When Mary McMonagle’s dog Emme fell through the ice chasing a bird, she crawled out to save her, and fell in herself. Collingswood first responders pulled her to shore and took her to a hospital for treatment.
By Matt Skoufalos | February 8, 2021
It was a sunny Friday, and the warmth of the day took the edge off the accumulated snowfall as Mary McMonagle took her dog, Emme, for a walk around Cooper River.
The year-and-a-half-old Australian shepherd mix is a high-energy rescue dog, which fits McMonagle’s active lifestyle well.
At the shore, she’d take Emme for a run along the beach, and watch her chase seagulls into the breakers; back in Collingswood, the two typically put in a couple miles apiece on their twice-daily walks.
When they encounter other friends with dogs, Emme’s often game to play, and that’s exactly what happened around 4 p.m., when they rounded the yacht club on South Park Drive, and spotted a couple familiar faces.
McMonagle chatted with her friend while their dogs ran freely on a nearby baseball field, as they had often done without incident. They remarked on how beautiful the day was and watched the puppies play together.
Before they realized it, however, Emme spotted a bird in the middle of the frozen waterway, and, as she had often done on a Ventnor beach, chased after it.
She got as far as the middle of the river before the ice broke.
McMonagle’s jaw dropped.

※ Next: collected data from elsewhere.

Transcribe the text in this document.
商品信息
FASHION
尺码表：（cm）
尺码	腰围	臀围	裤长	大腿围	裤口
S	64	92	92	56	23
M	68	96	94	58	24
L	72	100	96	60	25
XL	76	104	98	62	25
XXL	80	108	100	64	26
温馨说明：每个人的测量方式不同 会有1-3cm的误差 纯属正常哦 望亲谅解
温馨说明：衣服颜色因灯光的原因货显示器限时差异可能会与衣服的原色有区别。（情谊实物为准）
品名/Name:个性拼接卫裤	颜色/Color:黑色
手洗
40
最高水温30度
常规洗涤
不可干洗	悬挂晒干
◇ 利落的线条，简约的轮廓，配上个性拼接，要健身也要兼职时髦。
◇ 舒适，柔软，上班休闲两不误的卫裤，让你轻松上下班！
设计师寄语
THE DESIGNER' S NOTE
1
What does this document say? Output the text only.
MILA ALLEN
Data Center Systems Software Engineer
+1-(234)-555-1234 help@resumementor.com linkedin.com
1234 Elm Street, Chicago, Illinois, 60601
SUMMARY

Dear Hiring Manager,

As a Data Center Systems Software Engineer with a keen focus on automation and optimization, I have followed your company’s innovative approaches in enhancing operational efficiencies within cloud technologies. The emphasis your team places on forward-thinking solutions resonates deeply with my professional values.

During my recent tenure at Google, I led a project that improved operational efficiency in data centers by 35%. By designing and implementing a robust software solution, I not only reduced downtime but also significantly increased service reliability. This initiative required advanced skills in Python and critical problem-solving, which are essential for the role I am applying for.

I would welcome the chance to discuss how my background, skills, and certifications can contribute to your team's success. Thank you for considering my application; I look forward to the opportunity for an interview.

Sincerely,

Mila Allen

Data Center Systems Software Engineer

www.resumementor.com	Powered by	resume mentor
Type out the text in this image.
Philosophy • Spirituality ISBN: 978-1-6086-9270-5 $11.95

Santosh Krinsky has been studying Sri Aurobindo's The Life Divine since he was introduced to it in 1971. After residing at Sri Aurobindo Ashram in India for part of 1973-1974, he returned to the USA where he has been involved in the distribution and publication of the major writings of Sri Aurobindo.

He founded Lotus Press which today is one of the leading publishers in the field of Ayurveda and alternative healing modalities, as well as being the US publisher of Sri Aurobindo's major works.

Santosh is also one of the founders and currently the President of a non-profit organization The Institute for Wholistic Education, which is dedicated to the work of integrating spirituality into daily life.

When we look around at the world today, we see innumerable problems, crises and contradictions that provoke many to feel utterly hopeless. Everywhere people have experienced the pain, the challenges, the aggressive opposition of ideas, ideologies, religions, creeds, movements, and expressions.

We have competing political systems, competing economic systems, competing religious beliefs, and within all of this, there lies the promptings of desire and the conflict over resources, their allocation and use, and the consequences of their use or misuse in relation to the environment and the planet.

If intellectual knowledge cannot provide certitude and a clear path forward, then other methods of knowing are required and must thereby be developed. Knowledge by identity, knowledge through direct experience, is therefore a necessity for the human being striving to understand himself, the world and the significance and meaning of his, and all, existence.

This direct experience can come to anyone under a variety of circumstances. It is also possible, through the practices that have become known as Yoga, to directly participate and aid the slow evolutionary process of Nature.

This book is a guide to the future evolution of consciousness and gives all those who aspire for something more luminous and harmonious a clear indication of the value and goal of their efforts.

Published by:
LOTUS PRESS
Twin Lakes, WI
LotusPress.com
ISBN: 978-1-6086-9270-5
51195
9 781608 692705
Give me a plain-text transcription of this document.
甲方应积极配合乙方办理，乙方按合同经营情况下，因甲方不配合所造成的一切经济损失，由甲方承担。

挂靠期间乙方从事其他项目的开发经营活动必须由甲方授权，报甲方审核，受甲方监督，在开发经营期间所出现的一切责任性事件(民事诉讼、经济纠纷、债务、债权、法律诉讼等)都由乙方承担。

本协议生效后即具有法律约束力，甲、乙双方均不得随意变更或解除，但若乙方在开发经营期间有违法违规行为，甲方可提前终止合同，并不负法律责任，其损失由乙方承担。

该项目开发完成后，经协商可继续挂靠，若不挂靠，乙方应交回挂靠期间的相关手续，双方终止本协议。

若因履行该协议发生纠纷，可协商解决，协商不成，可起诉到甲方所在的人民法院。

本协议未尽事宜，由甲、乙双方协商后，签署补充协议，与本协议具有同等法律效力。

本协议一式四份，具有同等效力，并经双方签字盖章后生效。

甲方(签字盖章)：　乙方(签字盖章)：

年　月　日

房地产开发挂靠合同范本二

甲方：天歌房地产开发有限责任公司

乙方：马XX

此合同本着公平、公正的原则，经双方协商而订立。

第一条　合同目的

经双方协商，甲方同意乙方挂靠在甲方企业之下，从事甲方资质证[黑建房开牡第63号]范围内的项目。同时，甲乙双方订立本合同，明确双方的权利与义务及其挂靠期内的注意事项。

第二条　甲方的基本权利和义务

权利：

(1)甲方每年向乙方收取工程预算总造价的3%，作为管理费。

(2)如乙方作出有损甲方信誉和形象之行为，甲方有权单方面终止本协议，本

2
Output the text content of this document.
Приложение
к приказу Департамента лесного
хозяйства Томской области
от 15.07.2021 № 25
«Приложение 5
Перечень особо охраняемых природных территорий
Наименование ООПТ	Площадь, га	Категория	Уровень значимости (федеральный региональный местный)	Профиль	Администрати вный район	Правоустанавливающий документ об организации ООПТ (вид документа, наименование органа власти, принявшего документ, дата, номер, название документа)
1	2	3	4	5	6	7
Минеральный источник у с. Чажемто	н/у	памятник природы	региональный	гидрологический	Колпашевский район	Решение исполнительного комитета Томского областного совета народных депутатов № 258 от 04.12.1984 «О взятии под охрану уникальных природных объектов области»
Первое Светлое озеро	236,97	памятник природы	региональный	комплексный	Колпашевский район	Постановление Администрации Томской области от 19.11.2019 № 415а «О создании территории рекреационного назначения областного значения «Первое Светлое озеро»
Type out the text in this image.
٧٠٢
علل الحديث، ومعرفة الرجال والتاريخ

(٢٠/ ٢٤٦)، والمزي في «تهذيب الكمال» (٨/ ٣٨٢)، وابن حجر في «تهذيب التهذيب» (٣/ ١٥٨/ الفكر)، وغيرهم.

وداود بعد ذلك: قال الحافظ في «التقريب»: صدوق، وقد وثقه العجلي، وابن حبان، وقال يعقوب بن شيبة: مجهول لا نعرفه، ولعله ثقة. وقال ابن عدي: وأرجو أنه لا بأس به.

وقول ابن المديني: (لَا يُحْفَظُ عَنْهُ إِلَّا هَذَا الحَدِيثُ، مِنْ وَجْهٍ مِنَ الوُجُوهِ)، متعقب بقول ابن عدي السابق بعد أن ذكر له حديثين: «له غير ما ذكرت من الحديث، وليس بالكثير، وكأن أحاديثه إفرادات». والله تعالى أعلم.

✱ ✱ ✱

Emme’s eyes met hers as the dog started to sink beneath the frozen surface of the water.
“I’ve had her from 10 weeks,” McMonagle said. “To me, that was like seeing my baby in the water, and if she was going down, I was going down with her.”
She told her friend to call 9-1-1, and dashed to the riverbank. McMonagle removed her shoes and began to army-crawl along the ice, yelling to Emme, “You’re a good girl! Keep swimming!”
McMonagle got halfway to her dog before the ice gave out, and she, too, plunged into the chill.
Dog and owner now were both paddling towards one another.
McMonagle saw her pet pull herself out of the water, then fall back in again.
She reached Emme in two more paddles, pushed her up onto the ice, and sent her scampering towards the riverbank, where their friend was waiting.
As Emme trotted back to land, McMonagle was fighting to retain sensation in her body and keep pushing forward until help arrived. She’d gone into the water at the widest part of the river, and was nearly a third of the way out.
“It was like an out-of-body experience,” McMonagle said. “I lost all feeling in my body. I could move my hands, but it felt like 10 scarves were wrapped around my hands.
“I started doing breath work, and started saying in my head, ‘You can do this. Keep going.’”
A yoga teacher and reiki practitioner, McMonagle had developed breathing exercises through her training in those disciplines, but this was the last way in which she’d ever expected to use them.
“I know my body so well from doing yoga,” she said. “My sympathetic nervous system was zoned in, focused, but I didn’t want to go into full-on fight or flight mode.
“I knew the ice was going to break; I was mentally prepared to fall in,” she said. “It just happened a lot sooner than I would have liked it to.”
On Friday, February 5, 2021 at 4:31 pm, officers responded to the area of the Cooper River Yacht Club for the report of…
McMonagle was almost back to land when the first responders reached her with a rope—she still doesn’t know how she was able to grasp it with numbed fingers—and pulled her out. Unable to walk, she was carried to a waiting ambulance by Collingswood Police officers. Collingswood firefighter-EMTs draped her in blankets, and transported her to Our Lady of Lourdes hospital.
Emme got a ride back to her home and was none the worse for wear. McMonagle was discharged later that day after getting her body temperature back up to normal.
She’s grateful for the emergency services personnel and hospital staff who saved her life with their fast response. McMonagle said she’s still processing the experience emotionally, but knows for sure that Emme will be leashed from now on when they walk.
“Life really is a gift, and in a moment, your life can change,” McMonagle said. “It’s really how you respond to that moment that can change your life.”
“I think staying calm was the reason I’m alive,” she said. “If I was frantic, I’d have been done.”